The \(\hat{\mathcal{H}}_{R_i}\) terms have the form:
\[\begin{split}\hat{\mathcal{H}}_{R_i} = R_i\begin{bmatrix}
0 & \sqrt{3}k_y & -\sqrt{3}k_z & 0 & 0 & 0
\\ %%%%%%%%%%%%%%%%%%%%%%%%%%%%%%%%%%%%%%%%%%%%%%%
2k_x & -k_y & -k_z & 0 & 0 & 0
\\ %%%%%%%%%%%%%%%%%%%%%%%%%%%%%%%%%%%%%%%%%%%%%%%
0 & 0 & 0 & 0 & \sqrt{3}k_y & -\sqrt{3}k_z
\\ %%%%%%%%%%%%%%%%%%%%%%%%%%%%%%%%%%%%%%%%%%%%%%%
0 & 0 & 0 & 2k_x & -k_y & -k_z
\end{bmatrix}\end{split}\]
where \(R_i\) are the interband momentum matrix elements between the corresponding bands.
The matrix is transposed in upper triangular for the \(\hat{\mathcal{H}}_{R_1}\) term.

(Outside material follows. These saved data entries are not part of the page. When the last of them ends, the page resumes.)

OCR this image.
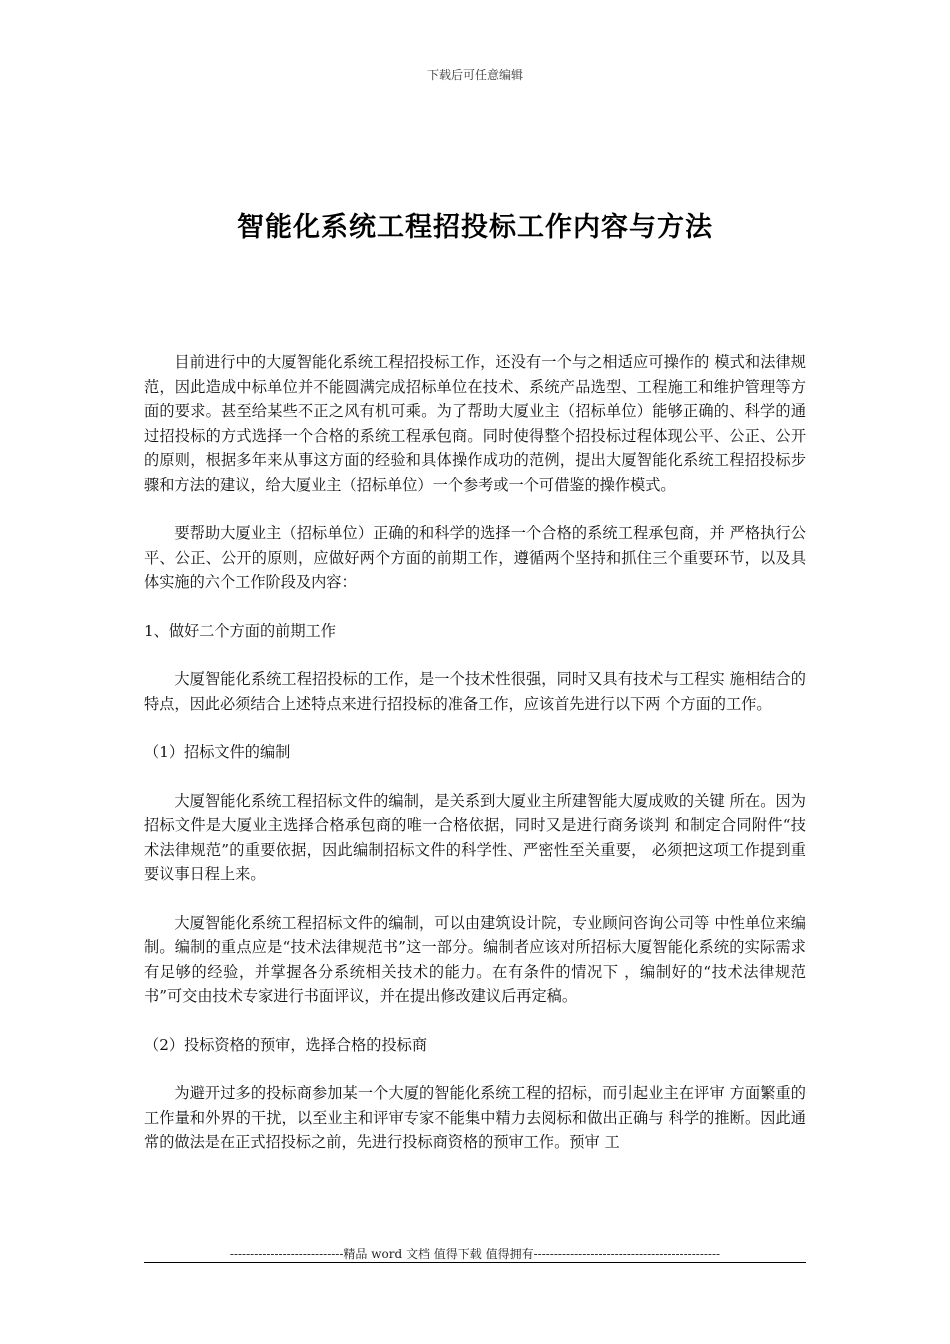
下载后可任意编辑
智能化系统工程招投标工作内容与方法

目前进行中的大厦智能化系统工程招投标工作，还没有一个与之相适应可操作的 模式和法律规范，因此造成中标单位并不能圆满完成招标单位在技术、系统产品选型、工程施工和维护管理等方面的要求。甚至给某些不正之风有机可乘。为了帮助大厦业主（招标单位）能够正确的、科学的通过招投标的方式选择一个合格的系统工程承包商。同时使得整个招投标过程体现公平、公正、公开的原则，根据多年来从事这方面的经验和具体操作成功的范例，提出大厦智能化系统工程招投标步骤和方法的建议，给大厦业主（招标单位）一个参考或一个可借鉴的操作模式。

要帮助大厦业主（招标单位）正确的和科学的选择一个合格的系统工程承包商，并 严格执行公平、公正、公开的原则，应做好两个方面的前期工作，遵循两个坚持和抓住三个重要环节，以及具体实施的六个工作阶段及内容：

1、做好二个方面的前期工作

大厦智能化系统工程招投标的工作，是一个技术性很强，同时又具有技术与工程实 施相结合的特点，因此必须结合上述特点来进行招投标的准备工作，应该首先进行以下两 个方面的工作。

（1）招标文件的编制

大厦智能化系统工程招标文件的编制，是关系到大厦业主所建智能大厦成败的关键 所在。因为招标文件是大厦业主选择合格承包商的唯一合格依据，同时又是进行商务谈判 和制定合同附件“技术法律规范”的重要依据，因此编制招标文件的科学性、严密性至关重要， 必须把这项工作提到重要议事日程上来。

大厦智能化系统工程招标文件的编制，可以由建筑设计院，专业顾问咨询公司等 中性单位来编制。编制的重点应是“技术法律规范书”这一部分。编制者应该对所招标大厦智能化系统的实际需求有足够的经验，并掌握各分系统相关技术的能力。在有条件的情况下 ，编制好的“技术法律规范书”可交由技术专家进行书面评议，并在提出修改建议后再定稿。

（2）投标资格的预审，选择合格的投标商

为避开过多的投标商参加某一个大厦的智能化系统工程的招标，而引起业主在评审 方面繁重的工作量和外界的干扰，以至业主和评审专家不能集中精力去阅标和做出正确与 科学的推断。因此通常的做法是在正式招投标之前，先进行投标商资格的预审工作。预审 工

----------------------------精品 word 文档 值得下载 值得拥有----------------------------------------------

The \(\hat{\mathcal{H}}_{Q_i}\) terms have the form:
\[\begin{split}\hat{\mathcal{H}}_{Q_i} = Q_i\begin{bmatrix}
0 & k_z & k_y & 0 & 0 & 0
\\ %%%%%%%%%%%%%%%%%%%%%%%%%%%%%%%%%%%%%%%%%%%%%%%
k_z & 0 & k_x & 0 & 0 & 0
\\ %%%%%%%%%%%%%%%%%%%%%%%%%%%%%%%%%%%%%%%%%%%%%%%
k_y & k_x & 0 & 0 & 0 & 0
\\ %%%%%%%%%%%%%%%%%%%%%%%%%%%%%%%%%%%%%%%%%%%%%%%
0 & 0 & 0 & 0 & k_z & k_y
\\ %%%%%%%%%%%%%%%%%%%%%%%%%%%%%%%%%%%%%%%%%%%%%%%
0 & 0 & 0 & k_z & 0 & k_x
\\ %%%%%%%%%%%%%%%%%%%%%%%%%%%%%%%%%%%%%%%%%%%%%%%
0 & 0 & 0 & k_y & k_x & 0
\end{bmatrix}\end{split}\]
2.15.3. Spin-orbit splitting term
The spin-orbit splitting part of the Hamiltonian is given below (in the same block form as in equation (2.15.2.1)):
\[\begin{split}\hat{\mathcal{H}}_{SO}
=
\begin{bmatrix}
0 & 0 & 0 & 0 & 0 & 0 & 0 & 0
\\ %%%%%%%%%%%%%%%%%%%%%%%%%%%%%%%%%%%%%%%%%%%%%%%
& \hat{\mathcal{H}}^{\Delta}_{d} & 0 & 0 & 0 & 0 & 0 & \hat{\mathcal{H}}^{\Delta}_{vd}
\\ %%%%%%%%%%%%%%%%%%%%%%%%%%%%%%%%%%%%%%%%%%%%%%%
& & 0 & 0 & 0 & 0 & 0 & 0
\\ %%%%%%%%%%%%%%%%%%%%%%%%%%%%%%%%%%%%%%%%%%%%%%%
& & & 0 & 0 & 0 & 0 & 0
\\ %%%%%%%%%%%%%%%%%%%%%%%%%%%%%%%%%%%%%%%%%%%%%%%
& & & & 0 & 0 & 0 & 0
\\ %%%%%%%%%%%%%%%%%%%%%%%%%%%%%%%%%%%%%%%%%%%%%%%
& & & & & \hat{\mathcal{H}}^{\Delta}_{c} & 0 & \hat{\mathcal{H}}^{\Delta}_{vc}
\\ %%%%%%%%%%%%%%%%%%%%%%%%%%%%%%%%%%%%%%%%%%%%%%%
& & & & & & 0 & 0
\\ %%%%%%%%%%%%%%%%%%%%%%%%%%%%%%%%%%%%%%%%%%%%%%%
& & & & & & & \hat{\mathcal{H}}^{\Delta}_{v}
\end{bmatrix}\end{split}\]
where the non-zero blocks are given by:
\[\begin{split}\hat{\mathcal{H}}^{\Delta} = \frac{\Delta}{3}\begin{bmatrix}
-1 & -i & 0 & 0 & 0 & 1
\\ %%%%%%%%%%%%%%%%%%%%%%%%%%%%%%%%%%%%%%%%%%%%%%%
i & -1 & 0 & 0 & 0 & -i
\\ %%%%%%%%%%%%%%%%%%%%%%%%%%%%%%%%%%%%%%%%%%%%%%%
0 & 0 & -1 & -1 & i & 0
\\ %%%%%%%%%%%%%%%%%%%%%%%%%%%%%%%%%%%%%%%%%%%%%%%
0 & 0 & -1 & -1 & i & 0
\\ %%%%%%%%%%%%%%%%%%%%%%%%%%%%%%%%%%%%%%%%%%%%%%%
0 & 0 & -i & -i & -1 & 0
\\ %%%%%%%%%%%%%%%%%%%%%%%%%%%%%%%%%%%%%%%%%%%%%%%
1 & i & 0 & 0 & 0 & -1
\end{bmatrix}\end{split}\]
where \(\Delta\) is the spin-orbit splitting energy of the corresponding band.